Class IndexedDISI


  • final class IndexedDISI
    extends DocIdSetIterator
    Disk-based implementation of a DocIdSetIterator which can return the index of the current document, i.e. the ordinal of the current document among the list of documents that this iterator can return. This is useful to implement sparse doc values by only having to encode values for documents that actually have a value.

    Implementation-wise, this DocIdSetIterator is inspired of roaring bitmaps and encodes ranges of 65536 documents independently and picks between 3 encodings depending on the density of the range:

    • ALL if the range contains 65536 documents exactly,
    • DENSE if the range contains 4096 documents or more; in that case documents are stored in a bit set,
    • SPARSE otherwise, and the lower 16 bits of the doc IDs are stored in a short.

    Only ranges that contain at least one value are encoded.

    This implementation uses 6 bytes per document in the worst-case, which happens in the case that all ranges contain exactly one document.

    • Field Detail

      • cost

        private final long cost
      • block

        private int block
      • blockEnd

        private long blockEnd
      • nextBlockIndex

        private int nextBlockIndex
      • doc

        private int doc
      • index

        private int index
      • exists

        boolean exists
      • word

        private long word
      • wordIndex

        private int wordIndex
      • numberOfOnes

        private int numberOfOnes
      • gap

        private int gap
    • Constructor Detail

      • IndexedDISI

        IndexedDISI​(IndexInput in,
                    long offset,
                    long length,
                    long cost)
             throws java.io.IOException
        Throws:
        java.io.IOException
      • IndexedDISI

        IndexedDISI​(IndexInput slice,
                    long cost)
             throws java.io.IOException
        Throws:
        java.io.IOException
    • Method Detail

      • flush

        private static void flush​(int block,
                                  FixedBitSet buffer,
                                  int cardinality,
                                  IndexOutput out)
                           throws java.io.IOException
        Throws:
        java.io.IOException
      • writeBitSet

        static void writeBitSet​(DocIdSetIterator it,
                                IndexOutput out)
                         throws java.io.IOException
        Throws:
        java.io.IOException
      • advance

        public int advance​(int target)
                    throws java.io.IOException
        Description copied from class: DocIdSetIterator
        Advances to the first beyond the current whose document number is greater than or equal to target, and returns the document number itself. Exhausts the iterator and returns DocIdSetIterator.NO_MORE_DOCS if target is greater than the highest document number in the set.

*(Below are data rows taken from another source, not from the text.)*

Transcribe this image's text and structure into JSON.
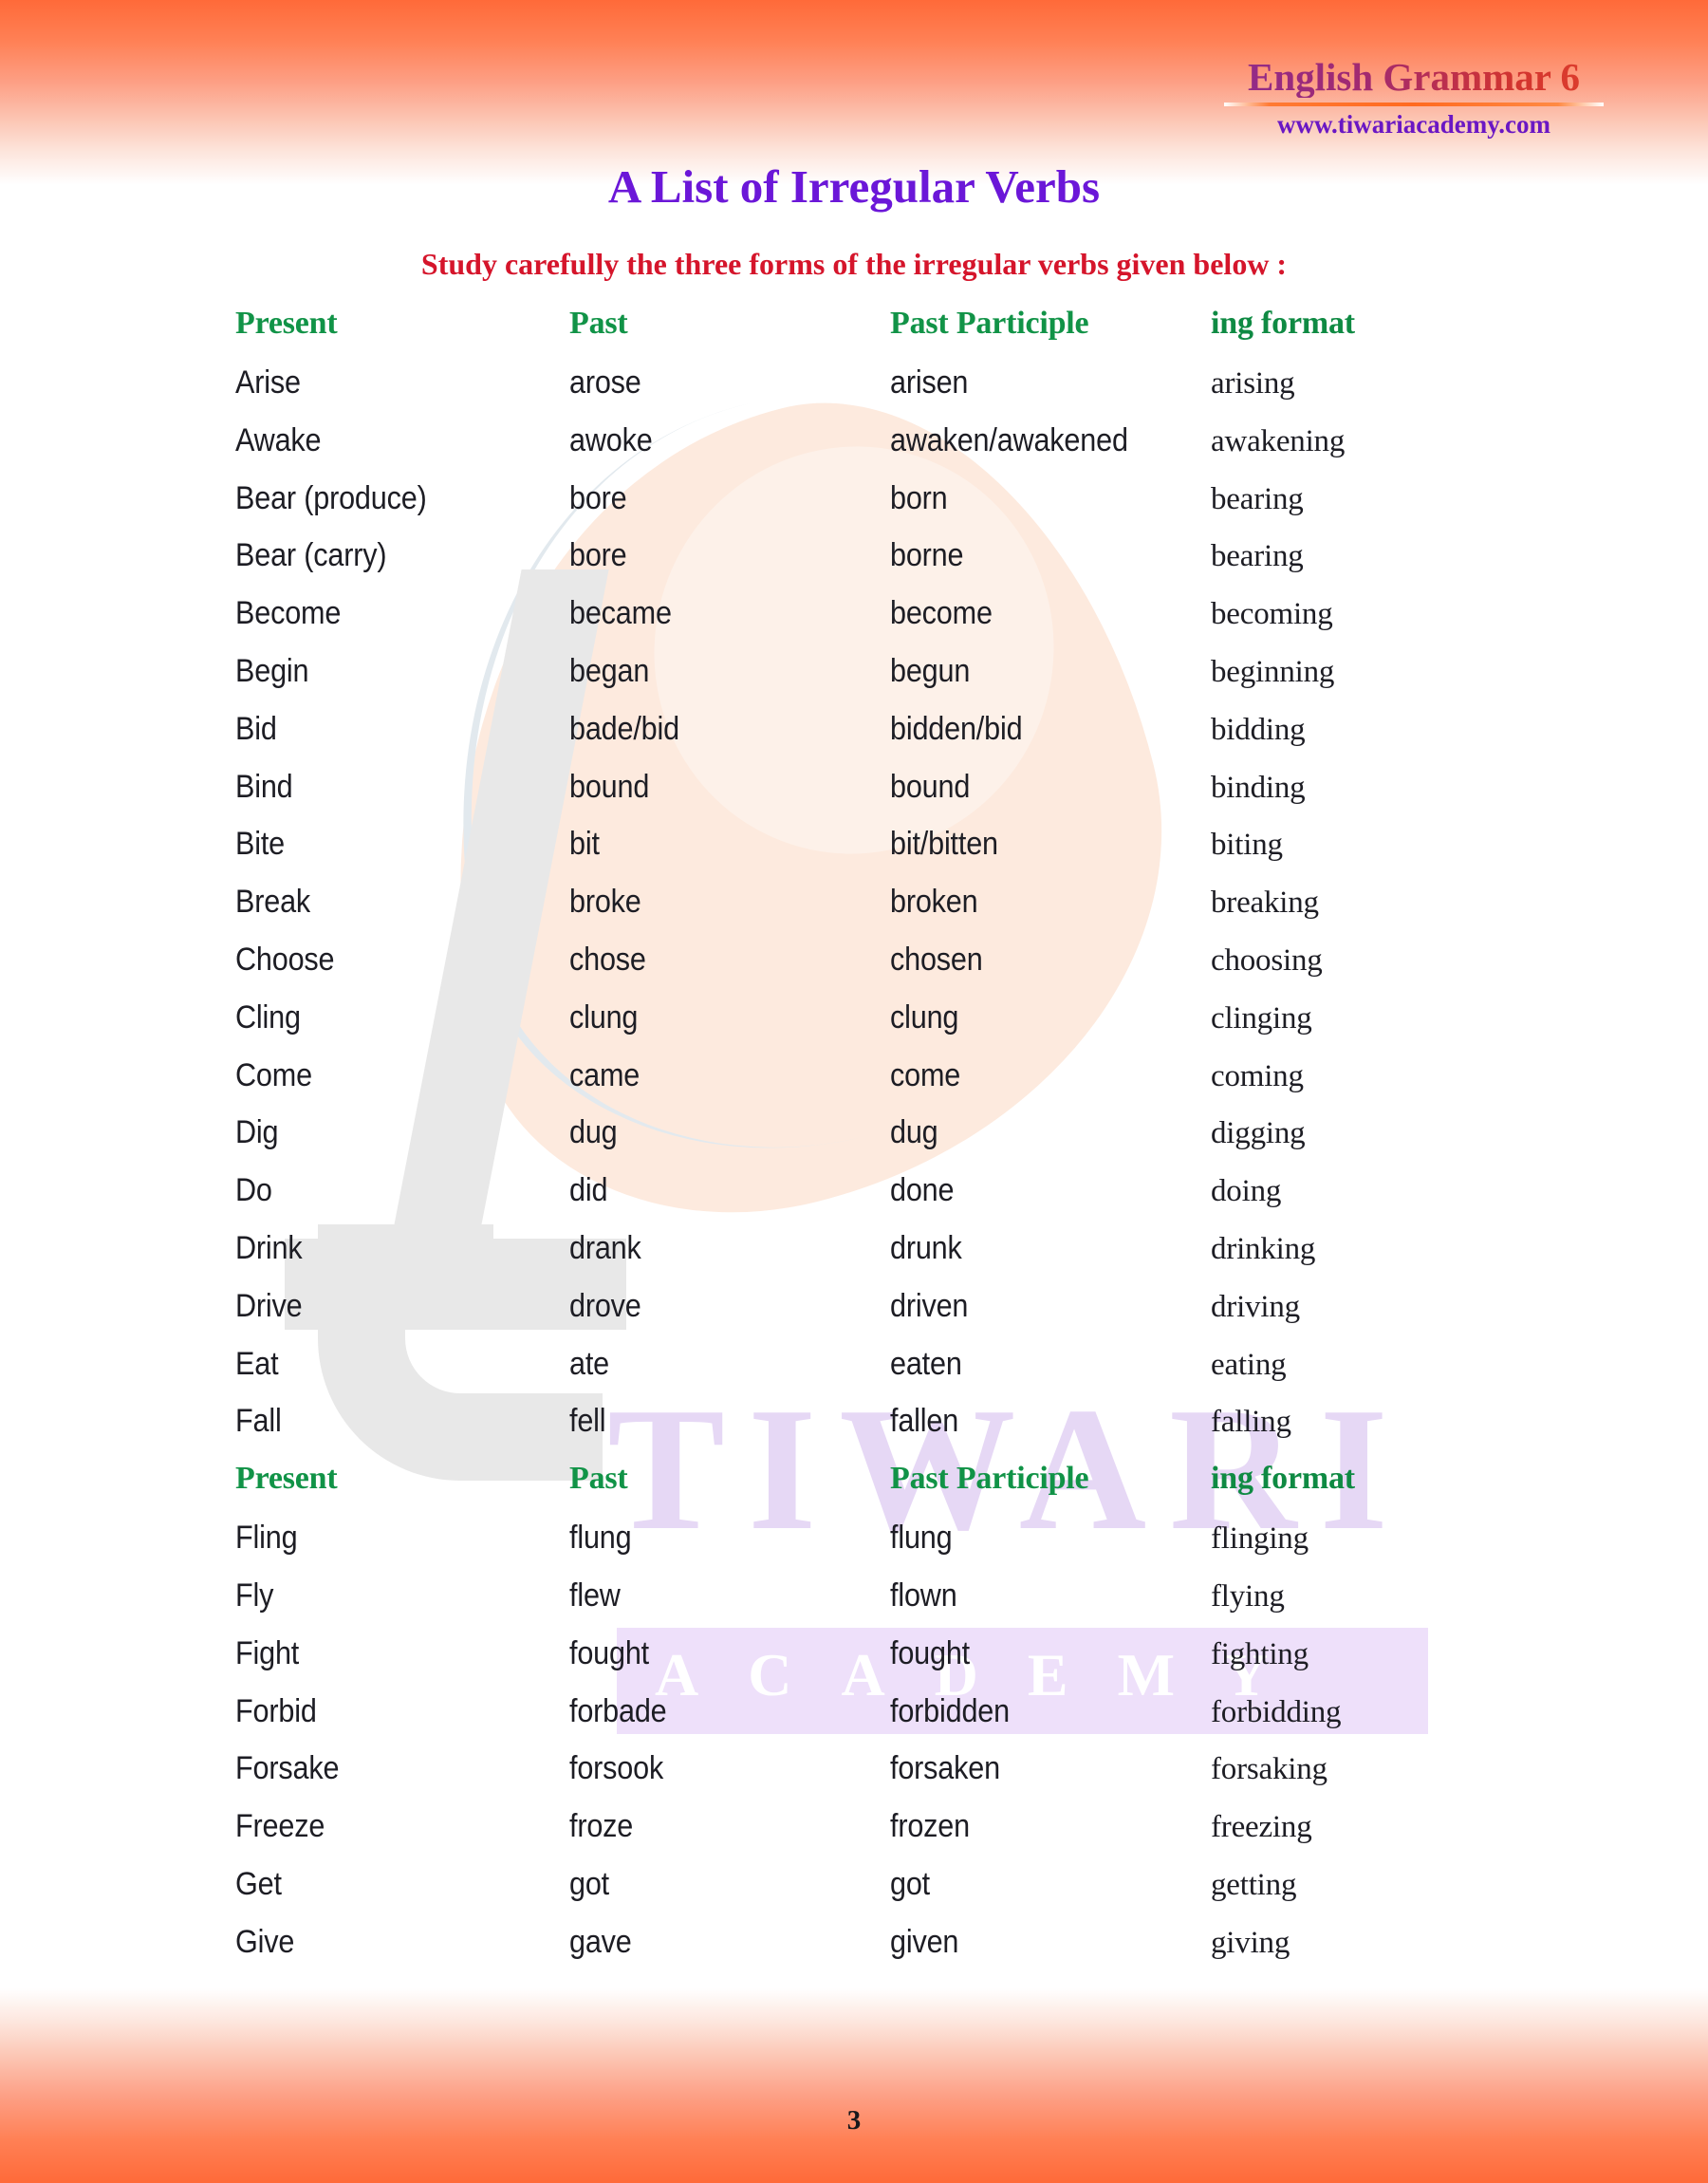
{
  "brand": {
    "title": "English Grammar 6",
    "url": "www.tiwariacademy.com",
    "title_gradient_from": "#8e2b8e",
    "title_gradient_to": "#e0402c",
    "url_color": "#6a17c4"
  },
  "document": {
    "title": "A List of Irregular Verbs",
    "title_color": "#6b17d8",
    "subtitle": "Study carefully the three forms of the irregular verbs given below :",
    "subtitle_color": "#d5152b",
    "page_number": "3"
  },
  "watermark": {
    "wordmark": "TIWARI",
    "sub_wordmark": "ACADEMY",
    "logo_letter": "t",
    "wordmark_color": "#e6d8f5",
    "band_color": "#eee0fa",
    "logo_color": "#e8e8e8",
    "leaf_color": "#fdeade"
  },
  "decoration": {
    "band_color_top": "#ff6a39",
    "band_color_bottom": "#ff6a39"
  },
  "table": {
    "headers": [
      "Present",
      "Past",
      "Past Participle",
      "ing format"
    ],
    "header_color": "#119347",
    "rows": [
      {
        "type": "header",
        "cells": [
          "Present",
          "Past",
          "Past Participle",
          "ing format"
        ]
      },
      {
        "type": "data",
        "cells": [
          "Arise",
          "arose",
          "arisen",
          "arising"
        ]
      },
      {
        "type": "data",
        "cells": [
          "Awake",
          "awoke",
          "awaken/awakened",
          "awakening"
        ]
      },
      {
        "type": "data",
        "cells": [
          "Bear (produce)",
          "bore",
          "born",
          "bearing"
        ]
      },
      {
        "type": "data",
        "cells": [
          "Bear (carry)",
          "bore",
          "borne",
          "bearing"
        ]
      },
      {
        "type": "data",
        "cells": [
          "Become",
          "became",
          "become",
          "becoming"
        ]
      },
      {
        "type": "data",
        "cells": [
          "Begin",
          "began",
          "begun",
          "beginning"
        ]
      },
      {
        "type": "data",
        "cells": [
          "Bid",
          "bade/bid",
          "bidden/bid",
          "bidding"
        ]
      },
      {
        "type": "data",
        "cells": [
          "Bind",
          "bound",
          "bound",
          "binding"
        ]
      },
      {
        "type": "data",
        "cells": [
          "Bite",
          "bit",
          "bit/bitten",
          "biting"
        ]
      },
      {
        "type": "data",
        "cells": [
          "Break",
          "broke",
          "broken",
          "breaking"
        ]
      },
      {
        "type": "data",
        "cells": [
          "Choose",
          "chose",
          "chosen",
          "choosing"
        ]
      },
      {
        "type": "data",
        "cells": [
          "Cling",
          "clung",
          "clung",
          "clinging"
        ]
      },
      {
        "type": "data",
        "cells": [
          "Come",
          "came",
          "come",
          "coming"
        ]
      },
      {
        "type": "data",
        "cells": [
          "Dig",
          "dug",
          "dug",
          "digging"
        ]
      },
      {
        "type": "data",
        "cells": [
          "Do",
          "did",
          "done",
          "doing"
        ]
      },
      {
        "type": "data",
        "cells": [
          "Drink",
          "drank",
          "drunk",
          "drinking"
        ]
      },
      {
        "type": "data",
        "cells": [
          "Drive",
          "drove",
          "driven",
          "driving"
        ]
      },
      {
        "type": "data",
        "cells": [
          "Eat",
          "ate",
          "eaten",
          "eating"
        ]
      },
      {
        "type": "data",
        "cells": [
          "Fall",
          "fell",
          "fallen",
          "falling"
        ]
      },
      {
        "type": "header",
        "cells": [
          "Present",
          "Past",
          "Past Participle",
          "ing format"
        ]
      },
      {
        "type": "data",
        "cells": [
          "Fling",
          "flung",
          "flung",
          "flinging"
        ]
      },
      {
        "type": "data",
        "cells": [
          "Fly",
          "flew",
          "flown",
          "flying"
        ]
      },
      {
        "type": "data",
        "cells": [
          "Fight",
          "fought",
          "fought",
          "fighting"
        ]
      },
      {
        "type": "data",
        "cells": [
          "Forbid",
          "forbade",
          "forbidden",
          "forbidding"
        ]
      },
      {
        "type": "data",
        "cells": [
          "Forsake",
          "forsook",
          "forsaken",
          "forsaking"
        ]
      },
      {
        "type": "data",
        "cells": [
          "Freeze",
          "froze",
          "frozen",
          "freezing"
        ]
      },
      {
        "type": "data",
        "cells": [
          "Get",
          "got",
          "got",
          "getting"
        ]
      },
      {
        "type": "data",
        "cells": [
          "Give",
          "gave",
          "given",
          "giving"
        ]
      }
    ]
  }
}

        The behavior of this method is undefined when called with target ≤ current , or after the iterator has exhausted. Both cases may result in unpredicted behavior.

        When target > current it behaves as if written:

         int advance(int target) {
           int doc;
           while ((doc = nextDoc()) < target) {
           }
           return doc;
         }
         
        Some implementations are considerably more efficient than that.

        NOTE: this method may be called with DocIdSetIterator.NO_MORE_DOCS for efficiency by some Scorers. If your implementation cannot efficiently determine that it should exhaust, it is recommended that you check for that value in each call to this method.

        Specified by:
        advance in class DocIdSetIterator
        Throws:
        java.io.IOException
      • advanceExact

        public boolean advanceExact​(int target)
                             throws java.io.IOException
        Throws:
        java.io.IOException
      • advanceBlock

        private void advanceBlock​(int targetBlock)
                           throws java.io.IOException
        Throws:
        java.io.IOException
      • readBlockHeader

        private void readBlockHeader()
                              throws java.io.IOException
        Throws:
        java.io.IOException
      • nextDoc

        public int nextDoc()
                    throws java.io.IOException
        Description copied from class: DocIdSetIterator
        Advances to the next document in the set and returns the doc it is currently on, or DocIdSetIterator.NO_MORE_DOCS if there are no more docs in the set.
        NOTE: after the iterator has exhausted you should not call this method, as it may result in unpredicted behavior.
        Specified by:
        nextDoc in class DocIdSetIterator
        Throws:
        java.io.IOException
      • index

        public int index()
      • cost

        public long cost()
        Description copied from class: DocIdSetIterator
        Returns the estimated cost of this DocIdSetIterator.

        This is generally an upper bound of the number of documents this iterator might match, but may be a rough heuristic, hardcoded value, or otherwise completely inaccurate.

        Specified by:
        cost in class DocIdSetIterator